Gut am Arbeitgeber finde ich

- Umgang untereinander
- Offene und ehrliche Kommunikation
- Interessante Aufgaben
- Sonderaktionen, wie monatliche Mittags-Events
- Unterstützung von Freizeitaktivitäten, wie Fußball, Spieleabend oder Joga
- Firmenfeiern

Schlecht am Arbeitgeber finde ich

- Teilweise fühlt man sich kontrolliert, auch wenn das höchstwahrscheinlich nicht so ist/falsch wahrgenommen wird.
- Gefühlt wird zu wenig auf die einzelnen MA gehört, bzw deren Sorgen/Wünsche nicht ausreichend beachtet.

Verbesserungsvorschläge

- Außenwirksamkeit erhöhen
- Rechtzeitige/vollständige Kommunikation
- Verantwortungsbewusstsein der MA schärfen
- Mehr Vertrauen in die MA

Arbeitsatmosphäre

Schöner Neubau mit Klinkerfassade, neue Büroräume, moderne Ausstattung/Arbeitsmittel, großer Parkplatz, z.T. Schwierigkeiten in der gleichmäßigen/homogenen Klimatisierung in allen Räumen.

Image

Könnte gefühlt besser sein.
Es sollte mehr an der Außenwirksamkeit gearbeitet werden, bzw sollte darauf mehr Wert gelegt werden.

Work-Life-Balance

Mobiles Arbeiten bis zu 2 Tage/Woche für jeden möglich.
Flexibles Arbeiten wird auch angeboten.
Bei Zeitproblemen wird gemeinsam eine Lösung gefunden.
Es werden Freizeitaktivitäten von der Firma unterstützt. ZB Spieleabend, Fußball, Joga.

Karriere/Weiterbildung

Es gibt einen jährlichen Schulungskatalog, somit für jeden MA jährlich 1-2 Schulungen generell möglich.
Für Projektbedarf wird auch jederzeit individual geschult, wenn nötig.

Gehalt/Benefits

Verhandlungssache.
Die Gehälter sind branchenüblich, aber keinesfalls überdurchschnittlich.
Betriebszugehörigkeit wird belohnt/Jubiläen honoriert.
Es gibt einige Benefits/Zuschüsse für die MA.
Sonderleistungen werden entlohnt.

Umwelt-/Sozialbewusstsein

Das neue Gebäude hat wohl eine gute Klimabilanz.
Jalousien werden bei starker/dauerhafter Sonneneinstrahlung automatisch geschlossen.
Licht wird automatisch zum Abend abgeschaltet.
Müll wird getrennt.
In der Küche werden hauptsächlich waschbare Küchentücher verwendet.
Die Kaffemaschinen werden mit Bohnen betrieben.
Es geht immer besser, aber es wird sich Mühe gegeben.

Kollegenzusammenhalt

Ist natürlich bei den einzelnen Kollegen verschieden, aber es wird einem jederzeit geholfen.
Vernetzung ist gut und das Verhalten untereinander sehr freundlich.

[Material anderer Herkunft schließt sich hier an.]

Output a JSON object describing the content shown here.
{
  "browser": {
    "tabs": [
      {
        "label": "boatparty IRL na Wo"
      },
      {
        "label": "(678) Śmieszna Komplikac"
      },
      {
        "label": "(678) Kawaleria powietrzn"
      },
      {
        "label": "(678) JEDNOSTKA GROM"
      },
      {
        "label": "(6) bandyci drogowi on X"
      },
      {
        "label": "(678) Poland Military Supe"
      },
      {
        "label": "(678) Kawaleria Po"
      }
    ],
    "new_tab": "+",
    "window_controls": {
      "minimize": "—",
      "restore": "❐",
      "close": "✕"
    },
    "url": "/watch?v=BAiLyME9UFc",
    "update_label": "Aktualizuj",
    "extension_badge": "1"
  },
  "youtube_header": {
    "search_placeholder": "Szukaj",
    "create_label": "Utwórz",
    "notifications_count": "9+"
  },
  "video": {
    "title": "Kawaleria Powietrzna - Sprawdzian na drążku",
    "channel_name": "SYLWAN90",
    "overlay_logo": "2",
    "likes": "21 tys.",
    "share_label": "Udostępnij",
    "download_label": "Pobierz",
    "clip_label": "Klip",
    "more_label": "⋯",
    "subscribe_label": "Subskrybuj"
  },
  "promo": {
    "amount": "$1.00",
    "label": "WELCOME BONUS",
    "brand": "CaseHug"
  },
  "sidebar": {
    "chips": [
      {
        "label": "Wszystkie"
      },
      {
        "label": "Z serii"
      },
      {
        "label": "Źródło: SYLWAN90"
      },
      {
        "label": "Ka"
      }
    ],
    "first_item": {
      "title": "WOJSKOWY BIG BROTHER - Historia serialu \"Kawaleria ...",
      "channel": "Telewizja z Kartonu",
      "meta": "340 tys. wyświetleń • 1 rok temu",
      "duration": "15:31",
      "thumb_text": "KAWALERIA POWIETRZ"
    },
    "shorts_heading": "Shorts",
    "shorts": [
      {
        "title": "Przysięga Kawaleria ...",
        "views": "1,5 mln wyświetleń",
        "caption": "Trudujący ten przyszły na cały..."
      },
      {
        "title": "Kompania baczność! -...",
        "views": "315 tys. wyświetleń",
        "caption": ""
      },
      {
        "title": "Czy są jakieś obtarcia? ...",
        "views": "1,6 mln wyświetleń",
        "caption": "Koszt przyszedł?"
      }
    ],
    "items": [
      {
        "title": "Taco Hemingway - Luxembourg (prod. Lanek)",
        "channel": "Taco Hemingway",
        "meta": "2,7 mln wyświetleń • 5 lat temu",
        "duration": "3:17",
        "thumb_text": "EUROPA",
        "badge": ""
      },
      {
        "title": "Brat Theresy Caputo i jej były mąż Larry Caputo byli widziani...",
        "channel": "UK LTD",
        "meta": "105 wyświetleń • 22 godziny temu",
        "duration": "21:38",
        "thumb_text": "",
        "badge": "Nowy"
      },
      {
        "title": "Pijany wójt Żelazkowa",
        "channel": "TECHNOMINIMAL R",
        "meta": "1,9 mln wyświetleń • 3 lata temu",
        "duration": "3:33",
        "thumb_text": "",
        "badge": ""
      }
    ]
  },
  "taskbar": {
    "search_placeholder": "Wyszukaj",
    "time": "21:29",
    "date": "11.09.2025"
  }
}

Umgang mit älteren Kollegen

Wenige ältere Kollegen. Diese sind vollständig eingebunden, bzw tragen aufgrund ihrer Erfahrung einen besonderen Teil zur Teamleistung bei.

Vorgesetztenverhalten

Es wird stets versucht fair und auf Augenhöhe zu agieren.
Natürlich gibt es auch mal persönliche Befindlichkeiten, aber es gibt immer die Möglichkeit ein Gespräch zu führen, bzw Klärungen zu erreichen.
Zur Not hat die Ebene darüber ein Ohr offen.

Arbeitsbedingungen

Neues Gebäude, neue Ausstattung, schöner Sozial-/Küchenbereich.
Bei Bedarf wird Büroausstattung/-deko sofort beschafft.
Kaffee ist in guter Qualität frei erhältlich.
Es gibt Kicker und Tischtennis.
Im Essens-/Sozialraum hängt ein Fernseher zur freien Verfügung

Kommunikation

Dailys, regelmäßige Teamrunden, regelmäßige Abteilungs-/GF-Runden. Kommunikation könnte aber besser sein, da immer mal wieder Themen von der Geschäftsführung/Management nicht durchdringen/spät kommuniziert werden.

Gleichberechtigung

Alle MA werden gleichberechtigt behandelt.

Interessante Aufgaben

Immer abhängig vom Team/der Beauftragung des Teams.
Vorgesetzte sind aber gesprächbereit und bemüht alternative Aufgaben zu finden/den MA zu entwickeln.
Kommunikation ist der Schlüssel.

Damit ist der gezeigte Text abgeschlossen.